Denilse ki: Yüce Allah:
"Günah yükü taşıyan hiçbir kimse bir başkasının günahını yüklenmez"
(el-En'am, 164, Fatır, 18); "Her bir kişi kazandıkları karşılığında rehin
alınmıştır" (Müddesir, 38); "Kazandığı iyilikler onun lehine, yaptığı
kötülükler de aleyhinedir" (el-Bakara, 286) diye buyurmuştur.
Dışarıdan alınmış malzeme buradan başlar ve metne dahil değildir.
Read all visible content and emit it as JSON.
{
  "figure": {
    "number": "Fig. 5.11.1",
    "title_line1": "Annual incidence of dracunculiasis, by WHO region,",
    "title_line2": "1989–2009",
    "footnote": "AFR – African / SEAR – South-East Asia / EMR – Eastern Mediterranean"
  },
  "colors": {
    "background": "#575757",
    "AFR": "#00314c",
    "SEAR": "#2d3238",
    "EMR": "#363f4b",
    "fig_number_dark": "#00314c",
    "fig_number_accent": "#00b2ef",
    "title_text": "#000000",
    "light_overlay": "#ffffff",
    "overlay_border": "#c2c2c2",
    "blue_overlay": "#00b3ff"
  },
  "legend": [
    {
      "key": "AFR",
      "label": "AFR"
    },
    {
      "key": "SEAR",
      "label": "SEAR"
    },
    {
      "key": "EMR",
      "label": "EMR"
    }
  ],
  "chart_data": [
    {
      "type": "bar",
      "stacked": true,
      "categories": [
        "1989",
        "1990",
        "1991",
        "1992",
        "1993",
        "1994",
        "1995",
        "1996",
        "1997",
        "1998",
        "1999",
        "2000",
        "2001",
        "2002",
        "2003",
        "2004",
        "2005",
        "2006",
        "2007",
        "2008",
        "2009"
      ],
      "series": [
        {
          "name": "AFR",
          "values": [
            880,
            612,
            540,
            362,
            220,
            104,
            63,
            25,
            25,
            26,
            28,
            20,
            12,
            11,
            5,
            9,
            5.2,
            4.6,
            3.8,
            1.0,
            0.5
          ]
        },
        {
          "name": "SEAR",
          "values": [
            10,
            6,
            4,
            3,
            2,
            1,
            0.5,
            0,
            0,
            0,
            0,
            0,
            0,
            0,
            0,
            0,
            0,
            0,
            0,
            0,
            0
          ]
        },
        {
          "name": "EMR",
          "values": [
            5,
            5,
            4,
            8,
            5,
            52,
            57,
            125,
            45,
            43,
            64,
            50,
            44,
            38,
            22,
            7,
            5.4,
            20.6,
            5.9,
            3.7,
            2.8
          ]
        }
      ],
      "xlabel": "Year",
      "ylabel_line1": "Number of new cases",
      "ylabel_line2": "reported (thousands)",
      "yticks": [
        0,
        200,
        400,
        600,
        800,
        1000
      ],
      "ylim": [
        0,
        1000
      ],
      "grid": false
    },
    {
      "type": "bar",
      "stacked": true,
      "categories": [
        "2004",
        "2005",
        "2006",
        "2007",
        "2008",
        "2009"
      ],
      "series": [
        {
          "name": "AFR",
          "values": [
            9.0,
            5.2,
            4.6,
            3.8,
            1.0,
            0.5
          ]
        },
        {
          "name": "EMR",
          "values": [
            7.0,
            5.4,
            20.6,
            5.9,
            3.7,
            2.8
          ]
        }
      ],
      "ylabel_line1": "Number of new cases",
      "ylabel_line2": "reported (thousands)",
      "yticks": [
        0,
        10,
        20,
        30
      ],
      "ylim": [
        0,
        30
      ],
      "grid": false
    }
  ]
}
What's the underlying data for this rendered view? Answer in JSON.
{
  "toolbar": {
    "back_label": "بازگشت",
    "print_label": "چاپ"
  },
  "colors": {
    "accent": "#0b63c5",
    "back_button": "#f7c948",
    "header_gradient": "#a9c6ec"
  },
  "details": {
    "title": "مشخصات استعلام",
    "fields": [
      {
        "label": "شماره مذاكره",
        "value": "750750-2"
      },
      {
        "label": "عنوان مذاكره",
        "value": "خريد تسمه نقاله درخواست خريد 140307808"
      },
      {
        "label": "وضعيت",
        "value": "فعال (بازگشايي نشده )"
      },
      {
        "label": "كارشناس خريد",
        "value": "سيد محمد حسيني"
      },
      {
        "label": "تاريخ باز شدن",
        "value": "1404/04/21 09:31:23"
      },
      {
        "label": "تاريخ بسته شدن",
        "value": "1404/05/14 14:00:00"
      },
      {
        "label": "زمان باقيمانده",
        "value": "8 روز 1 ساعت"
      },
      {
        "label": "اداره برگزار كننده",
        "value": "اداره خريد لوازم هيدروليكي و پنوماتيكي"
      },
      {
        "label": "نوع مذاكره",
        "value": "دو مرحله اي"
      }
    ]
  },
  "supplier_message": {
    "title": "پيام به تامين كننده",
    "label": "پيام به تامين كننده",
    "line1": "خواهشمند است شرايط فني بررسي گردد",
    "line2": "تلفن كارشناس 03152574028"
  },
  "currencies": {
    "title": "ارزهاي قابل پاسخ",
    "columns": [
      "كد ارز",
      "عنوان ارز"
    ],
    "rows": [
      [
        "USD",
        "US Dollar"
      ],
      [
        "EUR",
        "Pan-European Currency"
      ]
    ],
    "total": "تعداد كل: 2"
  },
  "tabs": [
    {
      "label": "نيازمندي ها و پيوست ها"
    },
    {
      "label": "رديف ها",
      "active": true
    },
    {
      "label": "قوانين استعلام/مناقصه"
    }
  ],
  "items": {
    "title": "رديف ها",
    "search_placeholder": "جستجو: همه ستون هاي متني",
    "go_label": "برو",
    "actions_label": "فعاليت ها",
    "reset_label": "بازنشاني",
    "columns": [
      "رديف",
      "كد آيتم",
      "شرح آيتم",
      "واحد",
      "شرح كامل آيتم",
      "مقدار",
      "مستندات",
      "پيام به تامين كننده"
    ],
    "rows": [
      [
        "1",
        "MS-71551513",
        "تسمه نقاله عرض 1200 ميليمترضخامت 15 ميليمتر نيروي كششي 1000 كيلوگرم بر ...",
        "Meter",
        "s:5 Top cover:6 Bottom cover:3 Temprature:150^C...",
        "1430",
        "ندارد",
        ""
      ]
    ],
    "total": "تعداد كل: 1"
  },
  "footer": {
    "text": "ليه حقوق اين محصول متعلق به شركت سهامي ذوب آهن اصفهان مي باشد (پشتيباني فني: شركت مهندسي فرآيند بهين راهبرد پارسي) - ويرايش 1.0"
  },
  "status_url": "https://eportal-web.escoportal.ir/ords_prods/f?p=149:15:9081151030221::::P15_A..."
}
Bunlar ise,
herhangi bir kimsenin başka bir kimsenin günahından dolayı sorumlu
tutulmamasını, cezanın yalnızca günahkar kimse ile ilgili olmasını
gerektirmektedir.
Buna cevap şudur:
İnsanlar, açıktan açığa münker işleyecek olurlarsa, onu gören herkesin o
münkeri değiştirmesi bir farzdır. Eğer buna ses çıkarmayacak olursa, hepsi de
isyankar olur. Birisi, o münker fiili işlemekle, diğeri de ona razı olmakla.
Yüce Allah ise, hükmü ve hikmeti gereği münkerin işlenmesine rıza göstereni
bizzat onu işleyen gibi değerlendirmiştir. O bakımdan, münkere razı olan da
işleyenin cezasına katılmış olur. Bu açıklamayı İbnü'lArabi yapmıştır. Bu ise,
belirttiğimiz gibi hadis-i şeriflerin muhtevasıdır.
Ayet-i kerimenin
anlatmak istediği de şudur: Zalime isabet etmekle kalmayıp salih olana da
olmayana da isabet eden bir fitneden korkunuz, çekininiz.
2- Münkerin işlenmesi
Dolayısıyla Azap Kimlere isabet Eder:
Nahiv bilginleri
"Erişmekle kalmayan" buyruğundaki "nun" harfinin gelişini
farklı şekilde açıklamışlardır. el-Ferra der ki: Burdaki ifade, senin birisine;
"Bineğin sırtından in, seni yere düşürmesin," demene benzemektedir.
Buna göre bu, nehiy lafzında emrin cevabıdır.
Yani, eğer sen bineğin
sırtından inersen, o da seni yere yıkmayacaktır. Bunun bir benzeri de Yüce
Allah'ın şu buyruğudur: "Yuvalarınıza girin ... sizi çiğneyip ezmesin.
"(en-Neml, 18) Yuvalarınıza girecek olursanız, o da sizi çiğneyip ezmez,
demektir. Burada "nun" ceza anlamı dolayısıyla gelmiştir.
Şöyle de açıklanmıştır:
Bu "nun"un geliş sebebi, buyruğun kasem gibi bir mana ifade edişi
dolayısıyladır. Nun ise, ancak nehiy fiili veya kasemin cevabı halinde gelir.
Ebu'l-Abbas el-Müberred de der ki: Bu buyruk emirden sonra bir nehiydir. Yani,
buradaki nehiy, zalimlere yöneliktir. Bu da, siz zulme yaklaşmayınız
anlamındadır. Sibeveyh de; (...): Seni burada kesinlikle görmemeliyim,
ifadesinin kullanıldığını nakletmektedir. Yani Burada bulunma, demektir. Çünkü
ben, burada kim varsa onu görürüm.
el-Cürcani de der ki:
Buyruk, özel olarak zalimlere isabet eden bir fitneden (azaptan) sakının,
demektir. Buna göre "Erişmekle kalmayan" buyruğu, nekireye sıfat
mahallinde bir nehiydir ki, bunun da te'vili, zulmedenlere bu fitnenin isabet
edeceğini haber vermek şeklindedir.
Ali, Zeyd b. Sabit, Ubey
ve İbn Mes'ud ise elif'siz olarak ve (...); Zulmedenlere erişecek bir fitne ...
" anlamını verecek şekilde okumuşlardır. el-Mehdev'i der ki: Bu şekildeki
okuyuşun, elif'li (...) okuyuşundan elif'in kasredilmiş ve; (...)'dan
hazfedildiği gibi, bundan da hazf edilmiştir. O, mana itibariyle "Ama
hayır, Allah'a yemin ederimki mutlaka yapacağım," ifadelerinde ve
benzerlerinde olduğu gibi.
Aynı şekilde bunun
cemaatin kıraatine muhalif bir kıraat olması da mümkündür, o takdirde mana: Bu
fitne özel olarak zalim olanlara isabet eder, anlamını verir.